We’re currently inviting proposals for this year’s event, IWMW 2009, which will be held at the University of Essex on 28-30th July 2009. Last year we providing an innovation competition and encouraged developers to make use of the data provided by the university of Aberdeen, Bath and Edge Hill University. This encouragement for openness within the community was welcomed by Andy:
“One theme which stuck out above all, to me, was that of transparency through initiatives to open up our information allowing others to do what they feel with it“.
We are looking to build on this culture of openness. So this year rather than simply inviting submissions for talks and workshop sessions to be sent to the chair of the event (my colleague Marieke Guy) we are using the Ideascale service in order to crowd-source suggestions for content at the workshop.

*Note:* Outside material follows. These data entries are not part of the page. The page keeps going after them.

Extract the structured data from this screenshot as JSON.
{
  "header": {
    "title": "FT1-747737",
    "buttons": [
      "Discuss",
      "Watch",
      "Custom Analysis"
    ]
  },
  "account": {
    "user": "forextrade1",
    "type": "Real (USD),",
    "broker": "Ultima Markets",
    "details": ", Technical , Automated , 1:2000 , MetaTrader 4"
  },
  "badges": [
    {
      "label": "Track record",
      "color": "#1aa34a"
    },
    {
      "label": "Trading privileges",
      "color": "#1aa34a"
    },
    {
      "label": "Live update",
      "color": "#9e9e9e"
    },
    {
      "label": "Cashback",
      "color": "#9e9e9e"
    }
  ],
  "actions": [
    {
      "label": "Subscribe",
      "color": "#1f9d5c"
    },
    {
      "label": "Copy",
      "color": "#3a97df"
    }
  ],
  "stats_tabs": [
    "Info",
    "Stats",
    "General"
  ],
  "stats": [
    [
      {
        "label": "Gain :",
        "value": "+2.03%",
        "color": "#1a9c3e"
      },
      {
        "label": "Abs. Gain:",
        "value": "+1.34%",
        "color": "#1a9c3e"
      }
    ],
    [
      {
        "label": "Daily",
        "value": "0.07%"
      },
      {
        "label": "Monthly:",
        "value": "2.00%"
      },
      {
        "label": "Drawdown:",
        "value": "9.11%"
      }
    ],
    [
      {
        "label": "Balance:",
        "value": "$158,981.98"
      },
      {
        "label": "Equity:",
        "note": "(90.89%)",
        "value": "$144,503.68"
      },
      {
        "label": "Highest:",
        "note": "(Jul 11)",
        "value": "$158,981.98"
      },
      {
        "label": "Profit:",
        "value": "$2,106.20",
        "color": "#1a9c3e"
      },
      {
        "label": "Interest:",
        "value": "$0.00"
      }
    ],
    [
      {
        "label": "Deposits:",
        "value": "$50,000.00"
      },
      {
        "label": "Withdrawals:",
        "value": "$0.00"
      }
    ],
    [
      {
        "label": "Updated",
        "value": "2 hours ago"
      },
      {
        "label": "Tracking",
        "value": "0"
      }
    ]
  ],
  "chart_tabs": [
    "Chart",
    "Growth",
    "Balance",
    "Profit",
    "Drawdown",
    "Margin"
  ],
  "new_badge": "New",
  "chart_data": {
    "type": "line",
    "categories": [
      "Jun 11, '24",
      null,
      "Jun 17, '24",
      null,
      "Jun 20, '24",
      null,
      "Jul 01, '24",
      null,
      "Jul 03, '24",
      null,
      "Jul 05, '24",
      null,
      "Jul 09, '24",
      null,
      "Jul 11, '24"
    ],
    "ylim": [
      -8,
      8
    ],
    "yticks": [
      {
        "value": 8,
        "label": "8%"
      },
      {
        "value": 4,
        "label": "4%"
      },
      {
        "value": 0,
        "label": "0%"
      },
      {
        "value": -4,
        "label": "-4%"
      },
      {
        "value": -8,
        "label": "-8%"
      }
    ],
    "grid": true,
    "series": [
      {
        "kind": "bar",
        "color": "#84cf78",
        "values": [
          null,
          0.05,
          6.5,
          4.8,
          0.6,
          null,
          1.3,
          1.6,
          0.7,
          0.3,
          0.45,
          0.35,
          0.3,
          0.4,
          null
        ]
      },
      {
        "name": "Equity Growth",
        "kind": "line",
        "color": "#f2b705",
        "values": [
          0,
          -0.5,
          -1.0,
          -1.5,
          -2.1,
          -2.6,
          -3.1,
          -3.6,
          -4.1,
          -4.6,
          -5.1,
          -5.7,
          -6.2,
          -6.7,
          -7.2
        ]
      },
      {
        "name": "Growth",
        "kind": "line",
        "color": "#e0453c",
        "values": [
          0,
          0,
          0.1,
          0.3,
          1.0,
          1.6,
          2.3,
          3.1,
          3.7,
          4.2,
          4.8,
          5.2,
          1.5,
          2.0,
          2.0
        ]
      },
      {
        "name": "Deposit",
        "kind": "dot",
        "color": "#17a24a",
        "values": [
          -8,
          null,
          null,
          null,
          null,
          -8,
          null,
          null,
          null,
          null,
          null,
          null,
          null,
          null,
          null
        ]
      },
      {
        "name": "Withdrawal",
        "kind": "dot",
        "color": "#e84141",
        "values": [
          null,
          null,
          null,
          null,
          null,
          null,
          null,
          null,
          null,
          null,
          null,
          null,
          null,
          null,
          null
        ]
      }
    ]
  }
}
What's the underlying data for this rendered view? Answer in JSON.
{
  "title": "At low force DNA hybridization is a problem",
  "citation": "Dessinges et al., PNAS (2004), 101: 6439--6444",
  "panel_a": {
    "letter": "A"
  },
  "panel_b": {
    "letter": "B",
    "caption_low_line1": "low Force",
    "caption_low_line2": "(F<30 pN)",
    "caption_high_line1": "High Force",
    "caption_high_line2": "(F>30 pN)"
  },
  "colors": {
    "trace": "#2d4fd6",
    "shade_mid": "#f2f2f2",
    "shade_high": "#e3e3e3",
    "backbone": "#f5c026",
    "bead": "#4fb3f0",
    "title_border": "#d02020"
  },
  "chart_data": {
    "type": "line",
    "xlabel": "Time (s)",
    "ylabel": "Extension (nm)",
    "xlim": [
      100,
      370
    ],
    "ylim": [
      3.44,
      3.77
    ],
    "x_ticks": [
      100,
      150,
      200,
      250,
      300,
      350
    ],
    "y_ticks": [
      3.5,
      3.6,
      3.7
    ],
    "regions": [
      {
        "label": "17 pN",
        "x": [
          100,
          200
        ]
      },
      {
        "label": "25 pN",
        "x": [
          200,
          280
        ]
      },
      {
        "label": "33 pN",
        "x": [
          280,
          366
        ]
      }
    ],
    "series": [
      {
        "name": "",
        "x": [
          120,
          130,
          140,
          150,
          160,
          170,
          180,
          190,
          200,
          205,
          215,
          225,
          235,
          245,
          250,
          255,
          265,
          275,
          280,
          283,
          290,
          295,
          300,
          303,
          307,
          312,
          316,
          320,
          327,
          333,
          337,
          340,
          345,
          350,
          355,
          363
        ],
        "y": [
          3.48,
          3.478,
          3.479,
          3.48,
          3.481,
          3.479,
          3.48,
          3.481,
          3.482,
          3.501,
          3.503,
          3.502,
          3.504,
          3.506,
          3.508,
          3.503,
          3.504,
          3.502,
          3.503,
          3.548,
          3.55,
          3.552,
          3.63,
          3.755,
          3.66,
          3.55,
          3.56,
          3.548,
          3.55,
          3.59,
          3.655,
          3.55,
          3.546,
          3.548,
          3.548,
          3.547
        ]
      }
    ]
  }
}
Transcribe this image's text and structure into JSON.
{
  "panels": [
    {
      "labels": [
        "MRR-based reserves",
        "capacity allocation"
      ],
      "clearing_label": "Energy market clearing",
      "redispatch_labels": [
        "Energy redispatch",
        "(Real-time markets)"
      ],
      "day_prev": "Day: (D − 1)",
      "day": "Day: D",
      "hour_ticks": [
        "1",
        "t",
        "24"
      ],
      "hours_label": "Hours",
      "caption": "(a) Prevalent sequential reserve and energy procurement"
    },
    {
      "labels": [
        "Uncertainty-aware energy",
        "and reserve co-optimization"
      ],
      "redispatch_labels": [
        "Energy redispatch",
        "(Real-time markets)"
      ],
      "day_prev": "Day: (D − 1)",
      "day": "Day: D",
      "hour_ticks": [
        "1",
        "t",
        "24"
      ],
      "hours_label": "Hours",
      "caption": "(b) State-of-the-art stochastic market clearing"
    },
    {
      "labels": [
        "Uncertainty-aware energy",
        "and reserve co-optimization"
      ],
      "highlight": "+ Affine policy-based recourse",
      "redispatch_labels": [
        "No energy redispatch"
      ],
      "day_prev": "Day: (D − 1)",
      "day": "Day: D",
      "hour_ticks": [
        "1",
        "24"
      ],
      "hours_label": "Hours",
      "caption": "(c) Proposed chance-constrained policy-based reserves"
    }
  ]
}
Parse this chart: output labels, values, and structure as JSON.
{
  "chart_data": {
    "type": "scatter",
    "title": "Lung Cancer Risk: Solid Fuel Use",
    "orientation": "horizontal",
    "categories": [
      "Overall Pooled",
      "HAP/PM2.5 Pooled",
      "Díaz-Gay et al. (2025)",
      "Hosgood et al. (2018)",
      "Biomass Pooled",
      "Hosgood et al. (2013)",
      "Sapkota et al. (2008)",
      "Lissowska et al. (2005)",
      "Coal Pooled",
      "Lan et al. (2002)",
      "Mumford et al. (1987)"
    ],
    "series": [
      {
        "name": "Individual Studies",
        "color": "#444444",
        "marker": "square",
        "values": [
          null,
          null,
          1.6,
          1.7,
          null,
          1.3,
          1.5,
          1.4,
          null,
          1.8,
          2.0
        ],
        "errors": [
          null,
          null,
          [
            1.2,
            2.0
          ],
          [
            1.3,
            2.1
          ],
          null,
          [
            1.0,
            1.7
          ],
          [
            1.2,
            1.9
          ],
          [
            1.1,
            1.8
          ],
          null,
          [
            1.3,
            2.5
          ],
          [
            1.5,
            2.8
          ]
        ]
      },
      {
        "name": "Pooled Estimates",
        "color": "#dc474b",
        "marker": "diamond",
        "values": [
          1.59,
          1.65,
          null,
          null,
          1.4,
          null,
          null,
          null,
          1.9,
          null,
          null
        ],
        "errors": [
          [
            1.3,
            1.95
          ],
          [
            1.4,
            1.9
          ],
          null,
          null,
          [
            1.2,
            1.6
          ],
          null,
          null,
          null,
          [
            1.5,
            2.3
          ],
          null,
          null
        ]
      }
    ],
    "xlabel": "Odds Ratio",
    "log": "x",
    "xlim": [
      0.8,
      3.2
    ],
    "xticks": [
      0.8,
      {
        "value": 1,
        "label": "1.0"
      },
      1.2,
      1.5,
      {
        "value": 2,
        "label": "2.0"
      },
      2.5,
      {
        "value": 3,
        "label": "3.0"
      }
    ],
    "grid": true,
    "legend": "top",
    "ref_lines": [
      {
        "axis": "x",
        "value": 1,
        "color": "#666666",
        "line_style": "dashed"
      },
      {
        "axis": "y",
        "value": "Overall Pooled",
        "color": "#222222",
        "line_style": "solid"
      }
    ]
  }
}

We’re doing this to allow potential participants and other interested parties to provide suggestions on topics they’ve like to see covered at the address (as well as provide other more general suggests for the event – such as what type of social event we should provide). Doing this in this open fashion, as illustrated below, enables participants to become more active participants in the processes of putting together the programme for the event.
Now we have to be honest and admit that we can’t guarantee that the most popular options will necessarily be provided or that seemingly unpopular topics won’t be covered. But at least everybody will have had the opportunity to participate in this process. And this is also a learning process for ourselves – in retrospect we realise that the suggested titles should have been neutral in tone, rather than the provocative title which could be suited for a session itself (we don’t know if people are voting on the sentiment expressed in the title or on whether the topic should be addressed at the workshop).
And I’m not sure what the usage statistics are meant to be saying. It doesn’t seem likely that 16 users have cast 1018 votes!
But if you have views on topics which members of institutional Web management teams should be discussing feel free to provude your suggestion. Now this won’t be regarded as a submission to the event, but if you would like to give a talk or run a session at this year’s event details of how to submit proposals are available on the IWMW 2009 Web site.